BOSTON (AP) -
Members of the state House of Representatives faced a historic decision Thursday on whether to expel one of their own colleagues -- something that has not happened in the chamber for nearly a century.
The House was scheduled to debate a recommendation from its Ethics Committee that called for the expulsion of Rep. Carlos Henriquez, a Boston Democrat who is serving a six-month jail sentence after being convicted last month of assaulting a former girlfriend in July 2012.
Henriquez has resisted calls for his resignation from House Speaker Robert DeLeo, Gov. Deval Patrick and Boston Mayor Martin Walsh, among others. He continues to maintain his innocence and has questioned the fairness of his trial and sentence.
Rules established for Thursday's debate allow Henriquez to attend and address the House, but he cannot vote and must leave the chamber before a vote is taken. A simple majority is needed for expulsion.
After weeks of secretive deliberations, the Ethics committee filed a report Tuesday night that found Henriquez violated a key House ethics rule and shouldn't be allowed to keep his seat.
Henriquez's attorney, Stephanie Soriano-Mills, said the rule as written is meant to apply to questionable financial transactions, not the current case. But the panel said in the report that the circumstances warrant the harsh punishment.
"Representative Henriquez's obligation to serve six months in a house of correction substantially conflicts with and substantially impairs his independence of judgment," the committee wrote.
The panel also said a request by Henriquez that he be granted a six-month leave of absence while serving his sentence was incompatible with House rules or the state constitution.
The last time a member of the House was expelled was in 1916, when Rep. Harry Foster was dismissed after an investigation found he "collected money from people interested in legislation now pending," according to House records.

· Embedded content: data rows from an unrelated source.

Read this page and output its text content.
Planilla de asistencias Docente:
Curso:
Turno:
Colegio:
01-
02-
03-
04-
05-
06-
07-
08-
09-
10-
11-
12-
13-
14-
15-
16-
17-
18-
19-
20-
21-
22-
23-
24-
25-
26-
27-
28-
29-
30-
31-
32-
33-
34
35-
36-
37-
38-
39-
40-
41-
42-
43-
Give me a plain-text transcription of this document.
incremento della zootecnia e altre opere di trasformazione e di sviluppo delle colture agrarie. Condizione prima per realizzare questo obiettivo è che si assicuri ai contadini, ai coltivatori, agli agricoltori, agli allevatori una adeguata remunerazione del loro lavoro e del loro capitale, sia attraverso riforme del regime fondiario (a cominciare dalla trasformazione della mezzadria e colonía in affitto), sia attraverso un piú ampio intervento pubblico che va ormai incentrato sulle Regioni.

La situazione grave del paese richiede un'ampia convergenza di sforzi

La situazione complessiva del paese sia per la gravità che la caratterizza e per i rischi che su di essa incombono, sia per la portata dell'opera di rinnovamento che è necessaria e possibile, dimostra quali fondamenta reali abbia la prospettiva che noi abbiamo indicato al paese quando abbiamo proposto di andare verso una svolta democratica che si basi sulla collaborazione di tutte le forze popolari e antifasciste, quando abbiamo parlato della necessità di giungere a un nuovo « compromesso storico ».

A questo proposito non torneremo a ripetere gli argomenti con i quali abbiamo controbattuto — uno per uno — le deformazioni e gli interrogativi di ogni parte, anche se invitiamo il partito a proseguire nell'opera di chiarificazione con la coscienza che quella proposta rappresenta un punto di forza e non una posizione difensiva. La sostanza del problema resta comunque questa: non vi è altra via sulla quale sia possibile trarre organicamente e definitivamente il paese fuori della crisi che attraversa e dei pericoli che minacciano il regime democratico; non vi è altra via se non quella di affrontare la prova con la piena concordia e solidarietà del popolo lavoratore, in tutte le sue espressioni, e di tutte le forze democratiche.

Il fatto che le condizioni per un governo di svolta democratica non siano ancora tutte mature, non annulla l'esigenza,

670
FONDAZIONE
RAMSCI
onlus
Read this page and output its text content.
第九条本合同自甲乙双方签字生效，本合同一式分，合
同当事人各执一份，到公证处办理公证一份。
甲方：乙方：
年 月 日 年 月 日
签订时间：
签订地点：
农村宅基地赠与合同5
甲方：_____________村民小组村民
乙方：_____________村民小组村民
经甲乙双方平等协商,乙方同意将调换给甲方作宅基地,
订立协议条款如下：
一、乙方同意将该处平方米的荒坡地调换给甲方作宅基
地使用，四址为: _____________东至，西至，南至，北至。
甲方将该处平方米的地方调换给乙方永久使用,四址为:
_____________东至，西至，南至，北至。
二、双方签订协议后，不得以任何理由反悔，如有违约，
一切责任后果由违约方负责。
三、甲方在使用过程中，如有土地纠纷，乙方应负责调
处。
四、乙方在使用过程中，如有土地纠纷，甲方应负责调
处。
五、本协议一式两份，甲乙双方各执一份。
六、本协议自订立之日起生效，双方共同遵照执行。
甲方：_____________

Henriquez, in a statement posted Wednesday on his Twitter account, said he was not guilty of assault and that he never committed domestic violence.
"I was initially saddened by how quickly some members of my community devalued, discarded and disposed of me, as soon as the jury reached its verdict," he said in the statement.
"What concerns me most is that if the community will do that to me, what chance do the poorer, less educated, or addicted black, Latino, white and Asian men and women have of returning home, needing a second chance to get back on their feet," he added.
He also said the all-white makeup of the Cambridge District Court jury raised questions about the fairness of his trial. Henriquez was convicted of two assault charges and acquitted of three other charges in the case.
The New England NAACP, in a statement Thursday morning, asked the House not to vote to expel Henriquez, citing his ongoing appeal. The organization also said it did not believe House rules allowed for a member to be expelled due to misdemeanor convictions.
"Delaying any decision on the House Ethics Committee's recommendation at this time would allow for a fair process to take place, as required under the law," the NAACP said.
The House was scheduled to convene early Thursday afternoon, following a private caucus among Democratic members.